The Greek word for fennel, marathon, is thought to be named after the site of the famous Greek battle against the Persians in 490BC. The Ancient Greeks believed fennel increased longevity, strength and courage. Marathokeftedes is considered the specialty of Tinos.
- 4 baby fennel bulbs, washed, trimmed
- 8 spring onions, finely chopped
- ¼ cup flat-leaf parsley, finely chopped
- 1 tbsp dill, finely chopped
- 150 g (1 cup) plain flour
- extra virgin olive oil, to shallow-fry
- lemon wedges, to serve
Oven temperatures are for conventional; if using fan-forced (convection), reduce the temperature by 20˚C. | We use Australian tablespoons and cups: 1 teaspoon equals 5 ml; 1 tablespoon equals 20 ml; 1 cup equals 250 ml. | All herbs are fresh (unless specified) and cups are lightly packed. | All vegetables are medium size and peeled, unless specified. | All eggs are 55-60 g, unless specified.
The following recipe has been tested and edited by SBS Food and may differ slightly from the podcast.
Remove and discard outer layers of fennel.

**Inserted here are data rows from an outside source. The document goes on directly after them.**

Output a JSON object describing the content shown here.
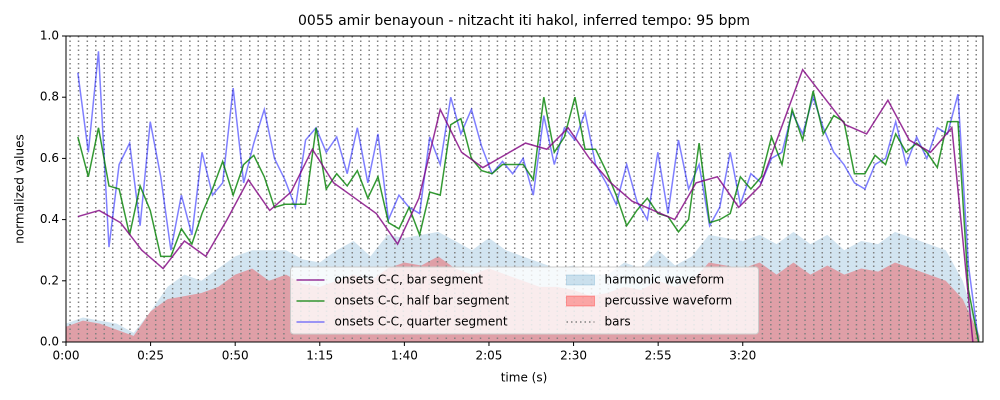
{
  "chart_data": {
    "type": "line",
    "title": "0055 amir benayoun - nitzacht iti hakol, inferred tempo: 95 bpm",
    "xlabel": "time (s)",
    "ylabel": "normalized values",
    "xlim": [
      0,
      271
    ],
    "ylim": [
      0,
      1
    ],
    "xticks": [
      {
        "value": 0,
        "label": "0:00"
      },
      {
        "value": 25,
        "label": "0:25"
      },
      {
        "value": 50,
        "label": "0:50"
      },
      {
        "value": 75,
        "label": "1:15"
      },
      {
        "value": 100,
        "label": "1:40"
      },
      {
        "value": 125,
        "label": "2:05"
      },
      {
        "value": 150,
        "label": "2:30"
      },
      {
        "value": 175,
        "label": "2:55"
      },
      {
        "value": 200,
        "label": "3:20"
      }
    ],
    "yticks": [
      {
        "value": 0,
        "label": "0.0"
      },
      {
        "value": 0.2,
        "label": "0.2"
      },
      {
        "value": 0.4,
        "label": "0.4"
      },
      {
        "value": 0.6,
        "label": "0.6"
      },
      {
        "value": 0.8,
        "label": "0.8"
      },
      {
        "value": 1,
        "label": "1.0"
      }
    ],
    "legend": "lower center",
    "series": [
      {
        "name": "onsets C-C, bar segment",
        "kind": "line",
        "color": "#800080",
        "opacity": 0.8,
        "x": [
          3.5,
          9.8,
          16.1,
          22.4,
          28.7,
          35.0,
          41.3,
          47.6,
          53.9,
          60.2,
          66.5,
          72.8,
          79.1,
          85.4,
          91.7,
          98.0,
          104.3,
          110.6,
          116.9,
          123.2,
          129.5,
          135.8,
          142.1,
          148.4,
          154.7,
          161.0,
          167.3,
          173.6,
          179.9,
          186.2,
          192.5,
          198.8,
          205.1,
          211.4,
          217.7,
          224.0,
          230.3,
          236.6,
          242.9,
          249.2,
          255.5,
          261.8,
          268.0
        ],
        "values": [
          0.41,
          0.43,
          0.39,
          0.3,
          0.24,
          0.33,
          0.28,
          0.4,
          0.53,
          0.43,
          0.49,
          0.63,
          0.52,
          0.47,
          0.42,
          0.32,
          0.47,
          0.76,
          0.62,
          0.57,
          0.61,
          0.65,
          0.63,
          0.7,
          0.6,
          0.52,
          0.46,
          0.43,
          0.4,
          0.52,
          0.54,
          0.44,
          0.51,
          0.7,
          0.89,
          0.8,
          0.71,
          0.68,
          0.79,
          0.66,
          0.62,
          0.7,
          0.0
        ]
      },
      {
        "name": "onsets C-C, half bar segment",
        "kind": "line",
        "color": "#008000",
        "opacity": 0.8,
        "x": [
          3.5,
          6.6,
          9.6,
          12.7,
          15.7,
          18.8,
          21.9,
          24.9,
          28.0,
          31.0,
          34.1,
          37.2,
          40.2,
          43.3,
          46.3,
          49.4,
          52.5,
          55.5,
          58.6,
          61.6,
          64.7,
          67.8,
          70.8,
          73.9,
          76.9,
          80.0,
          83.1,
          86.1,
          89.2,
          92.2,
          95.3,
          98.4,
          101.4,
          104.5,
          107.5,
          110.6,
          113.7,
          116.7,
          119.8,
          122.8,
          125.9,
          129.0,
          132.0,
          135.1,
          138.1,
          141.2,
          144.3,
          147.3,
          150.4,
          153.4,
          156.5,
          159.6,
          162.6,
          165.7,
          168.7,
          171.8,
          174.9,
          177.9,
          181.0,
          184.0,
          187.1,
          190.2,
          193.2,
          196.3,
          199.3,
          202.4,
          205.5,
          208.5,
          211.6,
          214.6,
          217.7,
          220.8,
          223.8,
          226.9,
          229.9,
          233.0,
          236.1,
          239.1,
          242.2,
          245.2,
          248.3,
          251.4,
          254.4,
          257.5,
          260.5,
          263.6,
          266.7,
          269.7
        ],
        "values": [
          0.67,
          0.54,
          0.7,
          0.51,
          0.5,
          0.35,
          0.51,
          0.43,
          0.28,
          0.28,
          0.37,
          0.32,
          0.42,
          0.5,
          0.59,
          0.48,
          0.58,
          0.61,
          0.54,
          0.44,
          0.45,
          0.45,
          0.45,
          0.7,
          0.5,
          0.55,
          0.51,
          0.56,
          0.47,
          0.54,
          0.39,
          0.37,
          0.44,
          0.35,
          0.49,
          0.48,
          0.71,
          0.73,
          0.6,
          0.56,
          0.55,
          0.58,
          0.58,
          0.58,
          0.53,
          0.8,
          0.62,
          0.67,
          0.8,
          0.63,
          0.63,
          0.56,
          0.48,
          0.38,
          0.43,
          0.47,
          0.42,
          0.41,
          0.36,
          0.4,
          0.65,
          0.39,
          0.4,
          0.42,
          0.54,
          0.5,
          0.54,
          0.67,
          0.58,
          0.76,
          0.66,
          0.82,
          0.68,
          0.74,
          0.72,
          0.55,
          0.55,
          0.61,
          0.58,
          0.68,
          0.62,
          0.65,
          0.62,
          0.57,
          0.72,
          0.72,
          0.17,
          0.0
        ]
      },
      {
        "name": "onsets C-C, quarter segment",
        "kind": "line",
        "color": "#0000ff",
        "opacity": 0.5,
        "x": [
          3.5,
          6.6,
          9.6,
          12.7,
          15.7,
          18.8,
          21.9,
          24.9,
          28.0,
          31.0,
          34.1,
          37.2,
          40.2,
          43.3,
          46.3,
          49.4,
          52.5,
          55.5,
          58.6,
          61.6,
          64.7,
          67.8,
          70.8,
          73.9,
          76.9,
          80.0,
          83.1,
          86.1,
          89.2,
          92.2,
          95.3,
          98.4,
          101.4,
          104.5,
          107.5,
          110.6,
          113.7,
          116.7,
          119.8,
          122.8,
          125.9,
          129.0,
          132.0,
          135.1,
          138.1,
          141.2,
          144.3,
          147.3,
          150.4,
          153.4,
          156.5,
          159.6,
          162.6,
          165.7,
          168.7,
          171.8,
          174.9,
          177.9,
          181.0,
          184.0,
          187.1,
          190.2,
          193.2,
          196.3,
          199.3,
          202.4,
          205.5,
          208.5,
          211.6,
          214.6,
          217.7,
          220.8,
          223.8,
          226.9,
          229.9,
          233.0,
          236.1,
          239.1,
          242.2,
          245.2,
          248.3,
          251.4,
          254.4,
          257.5,
          260.5,
          263.6,
          266.7,
          269.7
        ],
        "values": [
          0.88,
          0.62,
          0.95,
          0.31,
          0.58,
          0.65,
          0.38,
          0.72,
          0.54,
          0.3,
          0.48,
          0.35,
          0.62,
          0.48,
          0.52,
          0.83,
          0.52,
          0.65,
          0.76,
          0.6,
          0.53,
          0.44,
          0.66,
          0.7,
          0.62,
          0.67,
          0.55,
          0.7,
          0.52,
          0.68,
          0.4,
          0.48,
          0.44,
          0.42,
          0.67,
          0.58,
          0.8,
          0.68,
          0.76,
          0.64,
          0.55,
          0.59,
          0.55,
          0.6,
          0.48,
          0.74,
          0.58,
          0.7,
          0.66,
          0.75,
          0.58,
          0.52,
          0.45,
          0.58,
          0.46,
          0.4,
          0.62,
          0.42,
          0.66,
          0.5,
          0.58,
          0.38,
          0.44,
          0.62,
          0.45,
          0.55,
          0.52,
          0.6,
          0.62,
          0.75,
          0.68,
          0.8,
          0.7,
          0.62,
          0.58,
          0.52,
          0.5,
          0.58,
          0.6,
          0.72,
          0.58,
          0.67,
          0.6,
          0.7,
          0.68,
          0.81,
          0.25,
          0.0
        ]
      },
      {
        "name": "harmonic waveform",
        "kind": "area",
        "color": "#1f77b4",
        "opacity": 0.2,
        "x": [
          0,
          5,
          10,
          15,
          20,
          25,
          30,
          35,
          40,
          45,
          50,
          55,
          60,
          65,
          70,
          75,
          80,
          85,
          90,
          95,
          100,
          105,
          110,
          115,
          120,
          125,
          130,
          135,
          140,
          145,
          150,
          155,
          160,
          165,
          170,
          175,
          180,
          185,
          190,
          195,
          200,
          205,
          210,
          215,
          220,
          225,
          230,
          235,
          240,
          245,
          250,
          255,
          260,
          265,
          270
        ],
        "values": [
          0.06,
          0.08,
          0.07,
          0.06,
          0.03,
          0.1,
          0.18,
          0.22,
          0.2,
          0.24,
          0.28,
          0.3,
          0.3,
          0.3,
          0.27,
          0.26,
          0.3,
          0.33,
          0.28,
          0.35,
          0.34,
          0.35,
          0.36,
          0.33,
          0.3,
          0.34,
          0.3,
          0.28,
          0.26,
          0.24,
          0.25,
          0.22,
          0.22,
          0.26,
          0.24,
          0.3,
          0.25,
          0.28,
          0.35,
          0.34,
          0.33,
          0.35,
          0.32,
          0.36,
          0.32,
          0.35,
          0.3,
          0.33,
          0.32,
          0.36,
          0.34,
          0.32,
          0.3,
          0.2,
          0.02
        ]
      },
      {
        "name": "percussive waveform",
        "kind": "area",
        "color": "#ff0000",
        "opacity": 0.3,
        "x": [
          0,
          5,
          10,
          15,
          20,
          25,
          30,
          35,
          40,
          45,
          50,
          55,
          60,
          65,
          70,
          75,
          80,
          85,
          90,
          95,
          100,
          105,
          110,
          115,
          120,
          125,
          130,
          135,
          140,
          145,
          150,
          155,
          160,
          165,
          170,
          175,
          180,
          185,
          190,
          195,
          200,
          205,
          210,
          215,
          220,
          225,
          230,
          235,
          240,
          245,
          250,
          255,
          260,
          265,
          270
        ],
        "values": [
          0.05,
          0.07,
          0.06,
          0.04,
          0.02,
          0.1,
          0.14,
          0.15,
          0.16,
          0.18,
          0.22,
          0.24,
          0.2,
          0.22,
          0.19,
          0.18,
          0.2,
          0.22,
          0.2,
          0.24,
          0.26,
          0.25,
          0.28,
          0.24,
          0.22,
          0.24,
          0.22,
          0.2,
          0.18,
          0.18,
          0.17,
          0.15,
          0.16,
          0.18,
          0.17,
          0.2,
          0.18,
          0.2,
          0.26,
          0.25,
          0.24,
          0.26,
          0.22,
          0.26,
          0.22,
          0.25,
          0.22,
          0.24,
          0.23,
          0.26,
          0.24,
          0.22,
          0.2,
          0.14,
          0.02
        ]
      },
      {
        "name": "bars",
        "kind": "vlines",
        "color": "#808080",
        "opacity": 1,
        "x": [
          1.2,
          3.7,
          6.3,
          8.8,
          11.3,
          13.8,
          16.4,
          18.9,
          21.4,
          23.9,
          26.5,
          29.0,
          31.5,
          34.0,
          36.6,
          39.1,
          41.6,
          44.1,
          46.7,
          49.2,
          51.7,
          54.3,
          56.8,
          59.3,
          61.8,
          64.4,
          66.9,
          69.4,
          71.9,
          74.5,
          77.0,
          79.5,
          82.0,
          84.6,
          87.1,
          89.6,
          92.1,
          94.7,
          97.2,
          99.7,
          102.2,
          104.8,
          107.3,
          109.8,
          112.4,
          114.9,
          117.4,
          119.9,
          122.5,
          125.0,
          127.5,
          130.0,
          132.6,
          135.1,
          137.6,
          140.1,
          142.7,
          145.2,
          147.7,
          150.2,
          152.8,
          155.3,
          157.8,
          160.3,
          162.9,
          165.4,
          167.9,
          170.5,
          173.0,
          175.5,
          178.0,
          180.6,
          183.1,
          185.6,
          188.1,
          190.7,
          193.2,
          195.7,
          198.2,
          200.8,
          203.3,
          205.8,
          208.3,
          210.9,
          213.4,
          215.9,
          218.4,
          221.0,
          223.5,
          226.0,
          228.6,
          231.1,
          233.6,
          236.1,
          238.7,
          241.2,
          243.7,
          246.2,
          248.8,
          251.3,
          253.8,
          256.3,
          258.9,
          261.4,
          263.9,
          266.5,
          269.0
        ]
      }
    ]
  }
}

Chop fennel fronds and place in a large bowl. Finely slice bulbs, separate and add to bowl with onions, parsley and dill. Season with salt and pepper, and mix well to combine.

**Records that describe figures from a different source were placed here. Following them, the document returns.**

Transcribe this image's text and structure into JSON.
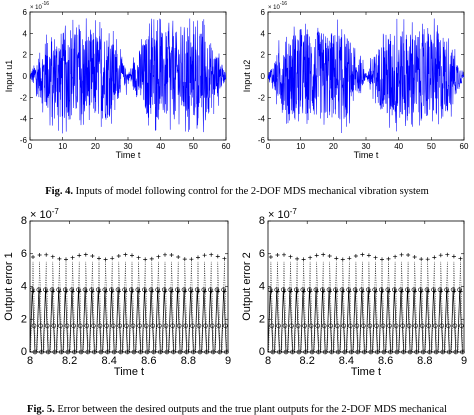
{
  "fig4_caption": {
    "label": "Fig. 4.",
    "text": "Inputs of model following control for the 2-DOF MDS mechanical vibration system"
  },
  "fig5_caption": {
    "label": "Fig. 5.",
    "text": "Error between the desired outputs and the true plant outputs for the 2-DOF MDS mechanical"
  },
  "colors": {
    "signal": "#0000ff",
    "error": "#000000",
    "axis": "#000000"
  },
  "chart_data": [
    {
      "type": "line",
      "xlabel": "Time t",
      "ylabel": "Input u1",
      "exponent": "× 10^-16",
      "x_range": [
        0,
        60
      ],
      "y_range": [
        -6,
        6
      ],
      "x_ticks": [
        "0",
        "10",
        "20",
        "30",
        "40",
        "50",
        "60"
      ],
      "y_ticks": [
        "-6",
        "-4",
        "-2",
        "0",
        "2",
        "4",
        "6"
      ],
      "envelope_peak": 4.2,
      "envelope_minima_at": [
        0,
        30,
        60
      ],
      "grid": false
    },
    {
      "type": "line",
      "xlabel": "Time t",
      "ylabel": "Input u2",
      "exponent": "× 10^-16",
      "x_range": [
        0,
        60
      ],
      "y_range": [
        -6,
        6
      ],
      "x_ticks": [
        "0",
        "10",
        "20",
        "30",
        "40",
        "50",
        "60"
      ],
      "y_ticks": [
        "-6",
        "-4",
        "-2",
        "0",
        "2",
        "4",
        "6"
      ],
      "envelope_peak": 4.2,
      "envelope_minima_at": [
        0,
        30,
        60
      ],
      "grid": false
    },
    {
      "type": "line",
      "xlabel": "Time t",
      "ylabel": "Output error 1",
      "exponent": "× 10^-7",
      "x_range": [
        8,
        9
      ],
      "y_range": [
        0,
        8
      ],
      "x_ticks": [
        "8",
        "8.2",
        "8.4",
        "8.6",
        "8.8",
        "9"
      ],
      "y_ticks": [
        "0",
        "2",
        "4",
        "6",
        "8"
      ],
      "periods": 30,
      "series_peaks": {
        "plus_upper": 5.8,
        "plus_lower": 3.7,
        "circle": 3.9,
        "dotted": 5.5
      },
      "grid": false
    },
    {
      "type": "line",
      "xlabel": "Time t",
      "ylabel": "Output error 2",
      "exponent": "× 10^-7",
      "x_range": [
        8,
        9
      ],
      "y_range": [
        0,
        8
      ],
      "x_ticks": [
        "8",
        "8.2",
        "8.4",
        "8.6",
        "8.8",
        "9"
      ],
      "y_ticks": [
        "0",
        "2",
        "4",
        "6",
        "8"
      ],
      "periods": 30,
      "series_peaks": {
        "plus_upper": 5.8,
        "plus_lower": 3.7,
        "circle": 3.9,
        "dotted": 5.5
      },
      "grid": false
    }
  ]
}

Combine flour and 125 ml water until a sticky mixture begins to form (add extra water if ecessary). Shape mixture into 12 patties.
Place enough oil in a large frying pan to coat the base of the pan and heat over medium heat. Working in 3 batches, cook patties, turning once and pressing gently with a spatula to flatten, for 4 minutes each side or until crisp and golden. Drain on paper towel and serve with lemon wedges.